Arbeiterbewegung, SPD, Kriegseintritt
Die gab es auch am politischen Aschermittwoch 2013, als Veiglhuber in Regensburg ebenfalls als Referent geladen war. Damals hatte er mit seiner forschen, direkten Art für einigen Unmut bei manchen Zuhörern gesorgt. Davon ist heute jedoch nichts zu spüren. Veiglhuber formuliert scharf, ist an mancher Stelle seines Vortrages polemisch, aber nie unangenehm.
So schlägt er den Bogen vom Zustand der Arbeiterbewegung 1914 über die Sozialistische Internationale, die in den Kriegswirren zusammenbrechen sollte, bis hin zur Zustimmung der SPD-Reichstagsfraktion zu den Kriegskrediten und damit zum Kriegseintritt Deutschlands.
Unterstützung “bedingungslos und unabhängig von der Art des Krieges”

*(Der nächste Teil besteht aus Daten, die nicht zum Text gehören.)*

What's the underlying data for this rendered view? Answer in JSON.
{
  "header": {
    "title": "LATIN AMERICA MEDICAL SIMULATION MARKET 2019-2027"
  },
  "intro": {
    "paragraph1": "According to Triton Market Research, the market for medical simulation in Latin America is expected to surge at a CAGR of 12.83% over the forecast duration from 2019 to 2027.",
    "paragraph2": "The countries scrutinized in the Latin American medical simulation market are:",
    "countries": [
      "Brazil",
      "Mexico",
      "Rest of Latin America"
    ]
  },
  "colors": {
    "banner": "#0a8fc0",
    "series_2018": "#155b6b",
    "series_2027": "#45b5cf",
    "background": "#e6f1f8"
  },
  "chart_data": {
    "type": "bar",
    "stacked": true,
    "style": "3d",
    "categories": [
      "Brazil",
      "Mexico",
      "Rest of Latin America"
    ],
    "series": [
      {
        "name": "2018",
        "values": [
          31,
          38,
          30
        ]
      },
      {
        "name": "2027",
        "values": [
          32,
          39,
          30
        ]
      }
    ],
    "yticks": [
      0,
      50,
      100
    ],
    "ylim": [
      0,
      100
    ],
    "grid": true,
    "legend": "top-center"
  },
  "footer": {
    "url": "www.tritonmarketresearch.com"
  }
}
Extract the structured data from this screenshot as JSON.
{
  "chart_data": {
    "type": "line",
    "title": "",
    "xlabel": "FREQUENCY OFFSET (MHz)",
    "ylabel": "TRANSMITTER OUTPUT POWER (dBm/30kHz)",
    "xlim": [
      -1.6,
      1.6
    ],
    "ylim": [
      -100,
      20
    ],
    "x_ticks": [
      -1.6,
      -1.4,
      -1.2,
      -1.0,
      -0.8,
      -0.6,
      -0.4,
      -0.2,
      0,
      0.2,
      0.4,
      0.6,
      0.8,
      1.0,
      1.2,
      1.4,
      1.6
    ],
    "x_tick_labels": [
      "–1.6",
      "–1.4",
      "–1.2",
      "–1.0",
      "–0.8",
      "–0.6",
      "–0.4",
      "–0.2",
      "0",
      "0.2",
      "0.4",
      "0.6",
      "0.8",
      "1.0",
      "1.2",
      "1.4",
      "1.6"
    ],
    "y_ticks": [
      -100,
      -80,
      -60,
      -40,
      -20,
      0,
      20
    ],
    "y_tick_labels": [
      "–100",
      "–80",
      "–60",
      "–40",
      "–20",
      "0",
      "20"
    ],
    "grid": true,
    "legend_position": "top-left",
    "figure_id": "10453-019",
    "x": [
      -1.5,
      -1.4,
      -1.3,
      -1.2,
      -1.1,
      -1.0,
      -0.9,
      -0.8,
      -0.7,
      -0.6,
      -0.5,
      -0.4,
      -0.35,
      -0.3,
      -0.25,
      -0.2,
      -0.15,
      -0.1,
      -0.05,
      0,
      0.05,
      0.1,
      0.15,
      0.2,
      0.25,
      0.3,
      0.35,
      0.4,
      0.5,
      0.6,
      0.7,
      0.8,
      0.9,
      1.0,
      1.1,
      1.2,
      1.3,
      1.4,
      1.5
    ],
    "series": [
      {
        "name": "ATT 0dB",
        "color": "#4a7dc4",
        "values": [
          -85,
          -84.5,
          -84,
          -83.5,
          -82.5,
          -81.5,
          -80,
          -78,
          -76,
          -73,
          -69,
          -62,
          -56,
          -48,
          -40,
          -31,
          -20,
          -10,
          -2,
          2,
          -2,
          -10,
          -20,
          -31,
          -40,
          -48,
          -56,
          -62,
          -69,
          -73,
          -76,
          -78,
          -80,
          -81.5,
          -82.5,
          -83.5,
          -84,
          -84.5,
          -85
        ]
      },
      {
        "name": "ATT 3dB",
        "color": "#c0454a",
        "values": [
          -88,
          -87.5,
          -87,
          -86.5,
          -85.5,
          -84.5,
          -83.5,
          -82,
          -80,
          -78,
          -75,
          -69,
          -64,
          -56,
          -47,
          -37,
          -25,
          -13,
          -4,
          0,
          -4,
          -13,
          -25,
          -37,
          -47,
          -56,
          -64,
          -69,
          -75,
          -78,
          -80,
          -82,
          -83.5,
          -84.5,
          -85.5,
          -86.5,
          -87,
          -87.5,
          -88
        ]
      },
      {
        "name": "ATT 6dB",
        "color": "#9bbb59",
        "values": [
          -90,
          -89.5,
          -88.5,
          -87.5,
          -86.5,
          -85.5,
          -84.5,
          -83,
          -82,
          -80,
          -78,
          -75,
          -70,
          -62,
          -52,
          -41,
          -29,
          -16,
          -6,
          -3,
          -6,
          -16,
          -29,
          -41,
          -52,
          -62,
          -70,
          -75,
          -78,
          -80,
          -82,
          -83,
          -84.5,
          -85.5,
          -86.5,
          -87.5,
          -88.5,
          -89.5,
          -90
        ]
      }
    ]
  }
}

Immer wieder macht er dabei deutlich, dass weder die Gewerkschaften noch die Sozialdemokratie einer kriegerischen Auseinandersetzung grundsätzlich abgeneigt waren – eher im Gegenteil. „Die Gewerkschaften haben bereits 1913 erklärt, dass sie einen Krieg des Vaterlandes bedingungslos und unabhängig von seiner Art unterstützen würden“, erklärt Veiglhuber. Als erster Schritt zu einem „Burgfrieden“, also des „Zurückstellen des Klassenkampfes zugunsten der Vaterlandsverteidigung“, sei Streikverzicht erklärt worden.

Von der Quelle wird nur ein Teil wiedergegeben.